EMANUEL PEREIRA – ASPECTOS DA HISTORIA POLÍTICA DE MARACANÃ

Emanuel Pereira Variedades
Por Emanuel Pereira
A exemplo das demais doutrinas, a política maracanaense revelou valores que predominaram em vários ciclos lideranças da situação.
O arbítrio do poder, a voz do coronelismo, a influência econômica e os arranjos eleitorais, se encrustaram nos arraiais políticos.
Conflitos, opressão, efeitos da “políticalha” produzindo tirania e deixando cicatriz da impetuosidade às famílias que se mostram contrários aos partidos dominantes da época.
Caricatura de Hélio Gueiros
1 – Novembro de 1990, Maracanã recebia a comitiva do governador Hélio Gueiros, estava em campanha eleitoral pelo candidato Sahid Xerfan. A praça de São Benedito estava cheia de correligionários do irreverente governador. De repente… a cidade fica às escuras. Cortaram a fiação elétrica que atende a cidade.
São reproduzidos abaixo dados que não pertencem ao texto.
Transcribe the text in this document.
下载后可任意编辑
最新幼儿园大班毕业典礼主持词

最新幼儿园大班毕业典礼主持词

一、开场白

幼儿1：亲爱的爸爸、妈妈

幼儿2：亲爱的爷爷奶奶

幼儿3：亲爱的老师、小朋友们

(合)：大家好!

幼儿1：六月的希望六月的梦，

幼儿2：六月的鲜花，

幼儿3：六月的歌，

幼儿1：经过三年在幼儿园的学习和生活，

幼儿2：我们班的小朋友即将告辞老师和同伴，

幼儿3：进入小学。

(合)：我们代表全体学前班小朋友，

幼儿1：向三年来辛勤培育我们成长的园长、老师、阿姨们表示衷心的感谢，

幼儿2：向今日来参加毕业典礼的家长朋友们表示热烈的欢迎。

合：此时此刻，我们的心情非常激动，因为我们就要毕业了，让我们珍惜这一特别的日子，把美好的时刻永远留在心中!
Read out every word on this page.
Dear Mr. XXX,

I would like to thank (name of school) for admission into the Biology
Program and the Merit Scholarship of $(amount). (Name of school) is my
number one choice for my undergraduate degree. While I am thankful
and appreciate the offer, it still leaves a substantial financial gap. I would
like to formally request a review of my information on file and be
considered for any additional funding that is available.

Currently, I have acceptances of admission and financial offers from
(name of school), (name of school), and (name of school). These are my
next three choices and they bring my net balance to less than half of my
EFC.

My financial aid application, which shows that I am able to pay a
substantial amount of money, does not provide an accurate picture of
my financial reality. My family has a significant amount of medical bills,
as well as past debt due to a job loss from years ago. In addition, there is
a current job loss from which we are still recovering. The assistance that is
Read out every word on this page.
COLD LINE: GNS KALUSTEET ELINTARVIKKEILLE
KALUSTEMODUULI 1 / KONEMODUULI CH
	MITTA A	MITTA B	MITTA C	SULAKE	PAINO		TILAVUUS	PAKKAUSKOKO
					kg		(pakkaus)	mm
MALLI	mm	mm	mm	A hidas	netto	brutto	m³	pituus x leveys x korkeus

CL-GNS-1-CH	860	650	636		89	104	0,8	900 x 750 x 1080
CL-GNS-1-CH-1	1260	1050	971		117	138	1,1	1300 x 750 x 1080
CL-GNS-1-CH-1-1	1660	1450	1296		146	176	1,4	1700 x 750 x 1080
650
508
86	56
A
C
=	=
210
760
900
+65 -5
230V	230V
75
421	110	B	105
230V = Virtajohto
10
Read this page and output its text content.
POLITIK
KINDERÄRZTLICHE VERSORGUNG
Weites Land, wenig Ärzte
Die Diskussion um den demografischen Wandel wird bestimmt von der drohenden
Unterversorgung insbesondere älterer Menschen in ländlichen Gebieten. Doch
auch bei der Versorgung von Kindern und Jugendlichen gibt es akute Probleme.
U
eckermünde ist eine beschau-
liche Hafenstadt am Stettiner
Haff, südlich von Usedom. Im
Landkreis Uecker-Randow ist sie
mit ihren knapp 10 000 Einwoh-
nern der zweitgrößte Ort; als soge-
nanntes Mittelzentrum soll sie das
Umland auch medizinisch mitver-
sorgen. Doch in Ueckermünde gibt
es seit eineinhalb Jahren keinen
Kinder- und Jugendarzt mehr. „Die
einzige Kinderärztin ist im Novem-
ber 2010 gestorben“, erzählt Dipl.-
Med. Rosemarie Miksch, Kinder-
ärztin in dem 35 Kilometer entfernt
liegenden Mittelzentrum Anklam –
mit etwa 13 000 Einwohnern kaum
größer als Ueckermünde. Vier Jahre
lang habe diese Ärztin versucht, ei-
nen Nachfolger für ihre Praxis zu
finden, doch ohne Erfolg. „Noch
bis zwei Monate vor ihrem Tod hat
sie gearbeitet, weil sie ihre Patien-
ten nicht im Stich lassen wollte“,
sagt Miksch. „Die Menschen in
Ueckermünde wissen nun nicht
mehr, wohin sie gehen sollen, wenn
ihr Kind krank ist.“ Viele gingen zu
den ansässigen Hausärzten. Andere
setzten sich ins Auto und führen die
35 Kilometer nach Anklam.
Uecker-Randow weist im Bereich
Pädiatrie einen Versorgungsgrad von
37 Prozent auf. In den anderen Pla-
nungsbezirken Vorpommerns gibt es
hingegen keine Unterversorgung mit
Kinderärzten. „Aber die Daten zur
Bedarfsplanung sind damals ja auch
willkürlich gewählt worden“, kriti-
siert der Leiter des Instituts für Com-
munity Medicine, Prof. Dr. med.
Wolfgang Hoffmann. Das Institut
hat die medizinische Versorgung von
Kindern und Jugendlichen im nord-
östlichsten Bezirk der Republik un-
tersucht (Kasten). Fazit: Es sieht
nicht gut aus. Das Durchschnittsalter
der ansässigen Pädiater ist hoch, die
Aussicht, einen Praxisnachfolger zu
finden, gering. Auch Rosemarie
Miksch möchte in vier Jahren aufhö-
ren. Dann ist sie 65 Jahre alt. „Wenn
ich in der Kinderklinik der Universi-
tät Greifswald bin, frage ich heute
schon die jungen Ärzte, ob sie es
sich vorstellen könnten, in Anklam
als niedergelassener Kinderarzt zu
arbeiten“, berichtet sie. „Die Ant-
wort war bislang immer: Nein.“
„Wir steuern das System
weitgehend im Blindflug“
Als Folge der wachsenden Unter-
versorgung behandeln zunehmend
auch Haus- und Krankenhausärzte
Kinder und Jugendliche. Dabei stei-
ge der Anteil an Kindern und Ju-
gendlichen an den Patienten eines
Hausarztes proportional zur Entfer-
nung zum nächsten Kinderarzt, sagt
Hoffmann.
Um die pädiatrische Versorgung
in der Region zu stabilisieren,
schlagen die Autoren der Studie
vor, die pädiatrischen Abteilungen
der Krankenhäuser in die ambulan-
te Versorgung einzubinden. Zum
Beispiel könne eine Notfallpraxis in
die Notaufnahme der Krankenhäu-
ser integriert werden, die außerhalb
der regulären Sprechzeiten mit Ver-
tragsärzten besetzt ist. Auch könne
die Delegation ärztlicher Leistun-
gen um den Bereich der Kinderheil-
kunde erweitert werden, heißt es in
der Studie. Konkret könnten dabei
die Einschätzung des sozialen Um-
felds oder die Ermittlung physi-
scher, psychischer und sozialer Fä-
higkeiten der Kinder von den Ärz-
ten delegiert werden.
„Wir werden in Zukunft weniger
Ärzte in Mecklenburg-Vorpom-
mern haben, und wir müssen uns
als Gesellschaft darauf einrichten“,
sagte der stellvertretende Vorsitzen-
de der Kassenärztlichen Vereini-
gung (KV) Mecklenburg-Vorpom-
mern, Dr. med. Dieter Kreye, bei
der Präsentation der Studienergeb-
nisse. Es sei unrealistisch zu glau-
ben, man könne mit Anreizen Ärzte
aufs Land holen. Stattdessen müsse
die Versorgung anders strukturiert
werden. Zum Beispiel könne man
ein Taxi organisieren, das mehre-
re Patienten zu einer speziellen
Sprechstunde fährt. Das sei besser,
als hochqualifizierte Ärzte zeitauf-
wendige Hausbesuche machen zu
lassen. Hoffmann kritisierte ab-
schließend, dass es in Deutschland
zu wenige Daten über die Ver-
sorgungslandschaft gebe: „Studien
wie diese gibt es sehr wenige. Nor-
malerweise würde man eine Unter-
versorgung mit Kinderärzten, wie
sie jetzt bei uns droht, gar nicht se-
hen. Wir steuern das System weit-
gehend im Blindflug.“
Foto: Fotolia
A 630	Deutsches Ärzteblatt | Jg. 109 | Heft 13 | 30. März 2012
Sem energia o comício é encerrado, abreviando o regresso a Belém da caravana governamental. O resultado da sabotagem foi a demissão sumária do gerente da Celpa.
                                      Cattete
2 – O governo do presidente Jânio Quadros, tinha o senador e médico paraense Cattete Pinheiro como Ministro da Saúde. De visita a Belém, recebeu convite do amigo deputado Geraldo Palmeira para visitar Maracanã e rever parentes. Viagem realizada, o ministro prometeu ao prefeito Josias Salomão, que Maracanã receberia via Ministério da Saúde, uma ambulância médica. Ao chegar em Belém ficou sabendo que o presidente Jânio Quadros havia renunciado. A ambulância prometida ficou pelo caminho.
Posse de Raimundo Botelho
3 – Maracanã estava envolta em mais uma eleição para prefeito. Raimundo Botelho (PDS) e Raimundo Sá (MDB), realizaram uma conturbada campanha marcada por ofensas e agressões. Na boca pequena a disputa estava “pau a pau“. E veio a eleição e a esperada apuração de votos. Raimundo Botelho mantia uma pequena vantagem sobre Raimundo Sá. Urna do Km 34, última a ser apurada, provocou euforia nos partidários peemedebistas que tinham certeza da vantagem, com votos de sobra para garantir a vitória do Raimundo Sá. Urna aberta – surpresa! Cadê a Ata da Sessão? Esqueceram de enviar o tal expediente e sem Ata a urna foi anulada e a vitória sorriu para o Botelho que não esperava pelo presente do esquecimento, tornando realidade o sonho de ser prefeito de Maracanã.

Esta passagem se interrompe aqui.